Feather

Feather uses the Apache Arrow columnar memory format for data, which is organized for efficient analytic operations. The DolphinDB feather plugin supports efficient import and export of Feather files with automatic data type conversion. This plugin uses the read-write interface for Feather of the Arrow open-source library.

Installation (with installPlugin)

Required server version: DolphinDB 2.00.10 or higher

Supported OS: Windows x86-64 and Linux x86-64

Installation Steps:

(1) Use listRemotePlugins to check plugin information in the plugin repository.

Note: For plugins not included in the provided list, you can install through precompiled binaries or compile from source. These files can be accessed from our GitHub repository by switching to the appropriate version branch.

login("admin", "123456")
listRemotePlugins()

(2) Invoke installPlugin for plugin installation

installPlugin("feather")

(3) Use loadPlugin to load the plugin before using the plugin methods.

loadPlugin("feather")

Method References

extractSchema

Syntax

extractSchema(filePath)

Details

Get the schema of a Feature file and return a table containing the following three columns:

  1. name: Column names
  2. type: Data type of Arrow
  3. DolphinDBType: Data type of DolphinDB

Note: If the value of a cell in column DolphinDBType is VOID, it indicates that the corresponding data type in Arrow cannot be converted.

Parameters

  • filePath: A STRING scalar indicating the Feather file path.

Examples

feather::extractSchema("path/to/data.feather");
feather::extractSchema("path/to/data.compressed.feather");

load

Syntax

load(filePath, [columns])

Details

Load a Feather file to a DolphinDB in-memory table.

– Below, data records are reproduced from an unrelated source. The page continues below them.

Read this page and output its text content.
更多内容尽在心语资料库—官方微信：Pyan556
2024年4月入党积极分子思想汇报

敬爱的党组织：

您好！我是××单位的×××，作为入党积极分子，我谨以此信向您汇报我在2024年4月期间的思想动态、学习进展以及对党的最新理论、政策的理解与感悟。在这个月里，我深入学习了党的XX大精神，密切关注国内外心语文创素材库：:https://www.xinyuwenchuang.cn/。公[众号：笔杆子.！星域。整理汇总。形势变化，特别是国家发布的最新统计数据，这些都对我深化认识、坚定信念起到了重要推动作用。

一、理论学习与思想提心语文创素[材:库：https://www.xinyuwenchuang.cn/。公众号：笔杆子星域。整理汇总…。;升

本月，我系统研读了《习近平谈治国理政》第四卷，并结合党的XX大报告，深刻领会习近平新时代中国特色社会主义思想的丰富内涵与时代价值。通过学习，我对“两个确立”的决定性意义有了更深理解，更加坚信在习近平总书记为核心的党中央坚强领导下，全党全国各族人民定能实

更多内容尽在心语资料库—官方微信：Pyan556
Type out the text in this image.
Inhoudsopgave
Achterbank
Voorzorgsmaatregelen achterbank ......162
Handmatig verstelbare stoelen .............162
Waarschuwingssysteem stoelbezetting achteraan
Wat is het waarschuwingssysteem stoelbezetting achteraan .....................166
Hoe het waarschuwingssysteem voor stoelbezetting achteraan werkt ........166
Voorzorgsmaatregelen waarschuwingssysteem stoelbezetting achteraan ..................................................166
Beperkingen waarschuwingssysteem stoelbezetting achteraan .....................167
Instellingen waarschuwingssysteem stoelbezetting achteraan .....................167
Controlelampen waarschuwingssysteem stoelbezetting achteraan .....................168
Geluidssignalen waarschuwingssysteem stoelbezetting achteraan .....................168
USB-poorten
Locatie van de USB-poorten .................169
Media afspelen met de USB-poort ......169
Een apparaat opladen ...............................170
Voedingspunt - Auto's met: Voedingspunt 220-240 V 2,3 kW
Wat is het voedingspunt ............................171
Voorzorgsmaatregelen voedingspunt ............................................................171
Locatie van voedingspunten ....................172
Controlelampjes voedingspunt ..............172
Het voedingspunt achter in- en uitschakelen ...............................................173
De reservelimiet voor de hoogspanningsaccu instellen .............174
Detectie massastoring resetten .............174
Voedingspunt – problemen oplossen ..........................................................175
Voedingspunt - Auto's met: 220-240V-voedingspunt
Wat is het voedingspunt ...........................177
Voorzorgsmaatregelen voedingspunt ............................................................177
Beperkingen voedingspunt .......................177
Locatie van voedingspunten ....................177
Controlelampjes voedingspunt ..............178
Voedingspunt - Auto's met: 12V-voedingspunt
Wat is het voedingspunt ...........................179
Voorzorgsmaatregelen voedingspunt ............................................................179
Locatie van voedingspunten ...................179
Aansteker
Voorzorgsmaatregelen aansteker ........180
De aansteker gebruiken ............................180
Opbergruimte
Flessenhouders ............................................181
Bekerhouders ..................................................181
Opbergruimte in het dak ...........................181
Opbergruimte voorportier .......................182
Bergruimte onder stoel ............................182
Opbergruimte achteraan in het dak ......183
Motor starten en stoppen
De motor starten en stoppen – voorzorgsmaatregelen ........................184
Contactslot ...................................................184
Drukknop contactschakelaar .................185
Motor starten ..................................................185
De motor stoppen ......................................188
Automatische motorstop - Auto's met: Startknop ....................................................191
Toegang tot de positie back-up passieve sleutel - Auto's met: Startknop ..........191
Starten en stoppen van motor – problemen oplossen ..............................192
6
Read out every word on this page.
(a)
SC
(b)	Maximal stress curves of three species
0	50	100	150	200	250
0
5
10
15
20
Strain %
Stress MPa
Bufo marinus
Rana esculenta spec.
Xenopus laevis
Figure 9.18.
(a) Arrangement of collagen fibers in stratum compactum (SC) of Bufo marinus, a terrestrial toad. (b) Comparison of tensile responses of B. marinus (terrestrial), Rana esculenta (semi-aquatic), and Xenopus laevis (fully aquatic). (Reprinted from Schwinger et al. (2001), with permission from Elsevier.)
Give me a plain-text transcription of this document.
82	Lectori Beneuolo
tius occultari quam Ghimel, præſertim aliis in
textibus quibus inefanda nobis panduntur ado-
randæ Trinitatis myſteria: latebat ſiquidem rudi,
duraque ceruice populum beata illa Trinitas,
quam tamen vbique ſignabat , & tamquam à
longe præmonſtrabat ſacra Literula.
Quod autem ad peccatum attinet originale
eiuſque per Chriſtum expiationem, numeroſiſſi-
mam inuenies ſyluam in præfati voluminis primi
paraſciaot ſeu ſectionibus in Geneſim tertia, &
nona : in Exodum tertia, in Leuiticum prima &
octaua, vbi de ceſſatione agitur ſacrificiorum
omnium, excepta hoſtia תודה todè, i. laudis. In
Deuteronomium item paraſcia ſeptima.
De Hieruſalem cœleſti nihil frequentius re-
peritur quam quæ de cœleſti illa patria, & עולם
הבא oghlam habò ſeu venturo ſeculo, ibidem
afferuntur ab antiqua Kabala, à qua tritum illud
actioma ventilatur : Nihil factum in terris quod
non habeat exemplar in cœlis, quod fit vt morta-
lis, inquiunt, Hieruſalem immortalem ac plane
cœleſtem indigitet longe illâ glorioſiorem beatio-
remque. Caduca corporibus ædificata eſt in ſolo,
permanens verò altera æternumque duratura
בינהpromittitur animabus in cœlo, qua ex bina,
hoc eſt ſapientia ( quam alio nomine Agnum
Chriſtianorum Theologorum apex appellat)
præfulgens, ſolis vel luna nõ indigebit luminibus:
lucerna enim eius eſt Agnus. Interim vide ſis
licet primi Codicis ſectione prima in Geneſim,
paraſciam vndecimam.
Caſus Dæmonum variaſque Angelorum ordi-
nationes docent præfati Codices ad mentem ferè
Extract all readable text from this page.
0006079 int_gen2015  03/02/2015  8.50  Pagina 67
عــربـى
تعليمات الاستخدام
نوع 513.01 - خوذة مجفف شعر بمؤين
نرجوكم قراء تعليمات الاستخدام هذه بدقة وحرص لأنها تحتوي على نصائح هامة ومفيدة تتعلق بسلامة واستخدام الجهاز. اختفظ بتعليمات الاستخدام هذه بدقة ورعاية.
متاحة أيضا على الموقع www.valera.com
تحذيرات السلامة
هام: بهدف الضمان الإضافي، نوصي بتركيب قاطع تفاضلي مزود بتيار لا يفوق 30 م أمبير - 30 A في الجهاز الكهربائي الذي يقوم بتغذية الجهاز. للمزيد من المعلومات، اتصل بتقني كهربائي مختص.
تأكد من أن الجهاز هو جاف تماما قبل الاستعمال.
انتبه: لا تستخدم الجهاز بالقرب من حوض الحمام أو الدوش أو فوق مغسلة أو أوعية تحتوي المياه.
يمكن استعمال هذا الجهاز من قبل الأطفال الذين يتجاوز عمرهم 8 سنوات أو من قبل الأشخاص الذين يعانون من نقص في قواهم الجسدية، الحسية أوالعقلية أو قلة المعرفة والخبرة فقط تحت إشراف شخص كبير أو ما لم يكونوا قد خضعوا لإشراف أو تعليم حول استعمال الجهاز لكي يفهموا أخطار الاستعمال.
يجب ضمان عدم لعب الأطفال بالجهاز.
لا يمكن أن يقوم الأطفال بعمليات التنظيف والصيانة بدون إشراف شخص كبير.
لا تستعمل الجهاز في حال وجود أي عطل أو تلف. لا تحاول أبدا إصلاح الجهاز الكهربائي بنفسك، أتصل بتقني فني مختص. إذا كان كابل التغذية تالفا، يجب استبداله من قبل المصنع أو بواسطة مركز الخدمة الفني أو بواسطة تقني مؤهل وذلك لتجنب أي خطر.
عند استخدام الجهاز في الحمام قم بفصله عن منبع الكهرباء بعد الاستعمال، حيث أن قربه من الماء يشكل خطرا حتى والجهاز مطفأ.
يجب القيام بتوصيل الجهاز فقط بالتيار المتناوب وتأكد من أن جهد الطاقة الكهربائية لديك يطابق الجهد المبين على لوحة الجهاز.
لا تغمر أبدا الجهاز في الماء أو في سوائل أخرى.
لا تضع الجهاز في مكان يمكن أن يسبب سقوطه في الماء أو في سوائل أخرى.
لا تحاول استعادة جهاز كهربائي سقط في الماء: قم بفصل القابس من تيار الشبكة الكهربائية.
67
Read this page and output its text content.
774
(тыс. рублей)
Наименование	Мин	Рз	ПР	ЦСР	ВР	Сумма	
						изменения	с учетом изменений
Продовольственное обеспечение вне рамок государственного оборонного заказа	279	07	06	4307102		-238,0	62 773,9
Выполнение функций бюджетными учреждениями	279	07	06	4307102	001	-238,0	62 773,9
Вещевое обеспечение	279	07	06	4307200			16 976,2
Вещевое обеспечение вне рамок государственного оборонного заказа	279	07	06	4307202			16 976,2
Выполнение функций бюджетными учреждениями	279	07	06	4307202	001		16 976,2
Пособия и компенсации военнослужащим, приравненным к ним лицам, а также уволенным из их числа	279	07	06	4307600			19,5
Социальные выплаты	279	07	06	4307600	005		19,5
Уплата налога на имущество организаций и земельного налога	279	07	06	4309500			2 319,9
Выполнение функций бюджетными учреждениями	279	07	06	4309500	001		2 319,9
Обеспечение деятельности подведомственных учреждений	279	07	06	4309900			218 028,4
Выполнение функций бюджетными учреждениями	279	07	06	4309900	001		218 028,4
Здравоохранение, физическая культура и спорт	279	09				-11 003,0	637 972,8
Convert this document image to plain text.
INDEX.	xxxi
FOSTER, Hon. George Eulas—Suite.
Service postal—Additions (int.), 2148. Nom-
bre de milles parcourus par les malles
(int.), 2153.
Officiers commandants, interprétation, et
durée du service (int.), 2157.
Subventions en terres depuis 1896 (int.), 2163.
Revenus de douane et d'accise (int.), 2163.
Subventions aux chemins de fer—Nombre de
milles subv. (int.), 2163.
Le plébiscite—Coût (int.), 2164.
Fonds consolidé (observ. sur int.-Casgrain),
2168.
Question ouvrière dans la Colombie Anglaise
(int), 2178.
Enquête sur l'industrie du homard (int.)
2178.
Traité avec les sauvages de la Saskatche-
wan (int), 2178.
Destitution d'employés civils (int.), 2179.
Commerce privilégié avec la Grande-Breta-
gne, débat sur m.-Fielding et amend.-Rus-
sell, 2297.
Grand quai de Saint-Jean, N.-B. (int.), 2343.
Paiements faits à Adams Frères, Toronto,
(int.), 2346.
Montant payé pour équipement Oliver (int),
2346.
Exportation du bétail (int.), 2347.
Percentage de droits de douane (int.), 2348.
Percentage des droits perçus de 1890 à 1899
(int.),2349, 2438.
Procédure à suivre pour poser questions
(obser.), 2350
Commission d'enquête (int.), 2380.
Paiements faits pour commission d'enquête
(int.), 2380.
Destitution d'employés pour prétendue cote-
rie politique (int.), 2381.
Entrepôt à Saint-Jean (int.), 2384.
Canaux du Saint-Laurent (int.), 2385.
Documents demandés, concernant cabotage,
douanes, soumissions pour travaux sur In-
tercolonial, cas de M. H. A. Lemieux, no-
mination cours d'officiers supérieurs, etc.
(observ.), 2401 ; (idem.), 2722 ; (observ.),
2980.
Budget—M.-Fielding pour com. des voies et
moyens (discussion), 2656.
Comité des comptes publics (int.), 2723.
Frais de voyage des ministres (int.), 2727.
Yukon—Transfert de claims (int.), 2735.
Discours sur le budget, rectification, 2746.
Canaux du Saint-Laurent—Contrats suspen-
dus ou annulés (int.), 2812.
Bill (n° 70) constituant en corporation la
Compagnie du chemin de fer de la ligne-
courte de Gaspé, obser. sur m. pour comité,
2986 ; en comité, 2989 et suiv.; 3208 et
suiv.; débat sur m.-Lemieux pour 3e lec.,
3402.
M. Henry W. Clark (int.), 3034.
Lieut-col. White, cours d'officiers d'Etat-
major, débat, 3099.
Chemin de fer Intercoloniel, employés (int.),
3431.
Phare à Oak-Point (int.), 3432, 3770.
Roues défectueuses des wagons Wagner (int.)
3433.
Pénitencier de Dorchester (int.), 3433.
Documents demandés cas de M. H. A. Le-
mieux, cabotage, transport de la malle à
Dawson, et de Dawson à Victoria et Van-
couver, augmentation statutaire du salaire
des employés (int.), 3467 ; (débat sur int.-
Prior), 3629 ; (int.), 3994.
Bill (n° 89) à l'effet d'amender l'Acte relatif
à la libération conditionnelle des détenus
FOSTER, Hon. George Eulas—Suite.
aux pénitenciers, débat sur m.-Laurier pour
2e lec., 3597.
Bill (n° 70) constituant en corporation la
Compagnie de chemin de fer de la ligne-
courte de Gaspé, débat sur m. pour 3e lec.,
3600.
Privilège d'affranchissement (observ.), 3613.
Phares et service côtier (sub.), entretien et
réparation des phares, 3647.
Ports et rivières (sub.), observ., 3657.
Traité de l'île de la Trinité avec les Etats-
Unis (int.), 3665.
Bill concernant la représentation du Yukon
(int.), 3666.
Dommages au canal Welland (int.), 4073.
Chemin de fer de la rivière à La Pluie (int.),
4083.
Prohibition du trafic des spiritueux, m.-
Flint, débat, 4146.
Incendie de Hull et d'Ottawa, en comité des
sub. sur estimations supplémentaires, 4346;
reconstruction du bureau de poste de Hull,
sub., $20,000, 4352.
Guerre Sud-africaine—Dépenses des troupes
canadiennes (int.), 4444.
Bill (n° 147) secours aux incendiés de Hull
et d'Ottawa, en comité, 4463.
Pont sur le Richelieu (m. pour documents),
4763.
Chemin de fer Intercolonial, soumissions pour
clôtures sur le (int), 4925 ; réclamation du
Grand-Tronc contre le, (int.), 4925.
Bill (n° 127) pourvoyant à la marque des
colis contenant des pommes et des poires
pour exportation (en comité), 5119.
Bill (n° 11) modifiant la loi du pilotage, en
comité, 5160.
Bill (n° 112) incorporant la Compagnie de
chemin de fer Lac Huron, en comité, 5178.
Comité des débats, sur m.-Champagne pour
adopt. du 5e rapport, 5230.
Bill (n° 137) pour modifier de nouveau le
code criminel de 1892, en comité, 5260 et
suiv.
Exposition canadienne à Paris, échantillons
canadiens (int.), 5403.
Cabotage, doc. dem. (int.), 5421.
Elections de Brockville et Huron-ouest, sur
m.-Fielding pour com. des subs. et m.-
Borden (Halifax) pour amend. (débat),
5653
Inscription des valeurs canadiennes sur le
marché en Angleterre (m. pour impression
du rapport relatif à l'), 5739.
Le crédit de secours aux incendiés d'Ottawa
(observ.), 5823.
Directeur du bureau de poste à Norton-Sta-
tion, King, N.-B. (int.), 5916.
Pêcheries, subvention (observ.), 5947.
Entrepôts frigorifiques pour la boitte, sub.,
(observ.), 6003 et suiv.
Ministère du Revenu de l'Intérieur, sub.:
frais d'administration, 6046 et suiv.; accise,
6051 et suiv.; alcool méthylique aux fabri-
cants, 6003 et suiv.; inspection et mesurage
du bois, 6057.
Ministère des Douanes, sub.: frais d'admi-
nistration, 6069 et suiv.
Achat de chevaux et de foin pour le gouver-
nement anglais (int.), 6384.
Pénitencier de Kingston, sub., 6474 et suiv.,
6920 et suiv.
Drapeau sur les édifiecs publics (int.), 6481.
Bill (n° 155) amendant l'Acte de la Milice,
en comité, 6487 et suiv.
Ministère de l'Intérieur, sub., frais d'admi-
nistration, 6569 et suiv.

Regarding data type conversion, see Data Type Mappings.

Note:

  • Since the minimum of DolphinDB integral type is a NULL character, the minimum of Arrow int8, int16, int32, and int64 cannot be imported into DolphinDB.
  • The infinities and NaNs (not a number) of floating-point numbers are converted to NULL values in DolphinDB.

Parameters

  • filePath: A STRING scalar indicating the Feather file path.
  • columns (optional): A STRING vector indicating the name of the columns to be loaded.

Examples

table = feather::load("path/to/data.feather");
table_part = feather::load("path/to/data.feather", [ "col1_name","col2_name"]);

save

Syntax

save(table, filePath, [compressMethod], [compressionLevel])

Details

Export a DolphinDB table to a Feather file. Regarding data type conversion, see Data Type Mappings.

Parameters

  • table: The table to be exported.
  • filePath: A STRING scalar indicating the Feather file path.
  • compression (optional): A STRING scalar indicating the following three compression methods: "uncompressed", "lz4", and "zstd" (case insensitive). The default is "lz4".
  • compressionLevel (optional): An integer specifying the compression level. It is only effective when the parameter compression is set to "zstd".

Examples

feather::save(table, "path/to/save/data.feather");
feather::save(table, "path/to/save/data.feather", "lz4");
feather::save(table, "path/to/save/data.feather", "zstd", 2);

Data Type Mappings

Import

The following is the data type mappings when a Feather file is imported to DolphinDB:

ArrowDolphinDB
boolBOOL
int8CHAR
uint8SHORT
int16SHORT
uint16INT
int32INT
uint32LONG
int64LONG
uint64LONG
floatFLOAT
doubleDOUBLE
stringSTRING
date32DATE
date64TIMESTAMP
timestamp(ms)TIMESTAMP
timestamp(ns)NANOTIMESTAMP
time32(s)SECOND
time32(ms)TIME
time64(ns)NANOTIME

The following Arrow types are not supported for conversion: binary, fixed_size_binary, half_float, timestamp(us), time64(us), interval_months, interval_day_time, decimal128, decimal, decimal256, list, struct, sparse_union, dense_union, dictionary, map, extension, fixed_size_list, large_string, large_binary, large_list, interval_month_day_nano, max_id.

Export

The following is the data type mappings when exporting data from DolphinDB to a Feather file:

DolphinDBArrow
BOOLbool
CHARint8
SHORTint16
INTint32
LONGint64
DATEdate32
TIMEtime32(ms)
SECONDtime32(s)
TIMESTAMPtimestamp(ms)
NANOTIMEtime64(ns)
NANOTIMESTAMPtimestamp(ns)
FLOATfloat
DOUBLEdouble
STRINGstring
SYMBOLstring

The following DolphinDB data types are not supported for conversion: MINUTE, MONTH, DATETIME, UUID, FUNCTIONDEF, HANDLE, CODE, DATASOURCE, RESOURCE, ANY, COMPRESS, ANY DICTIONARY, DATEHOUR, IPADDR, INT128, BLOB, COMPLEX, POINT, DURATION.

Note:

You may encounter some problems when reading Feather files using Python.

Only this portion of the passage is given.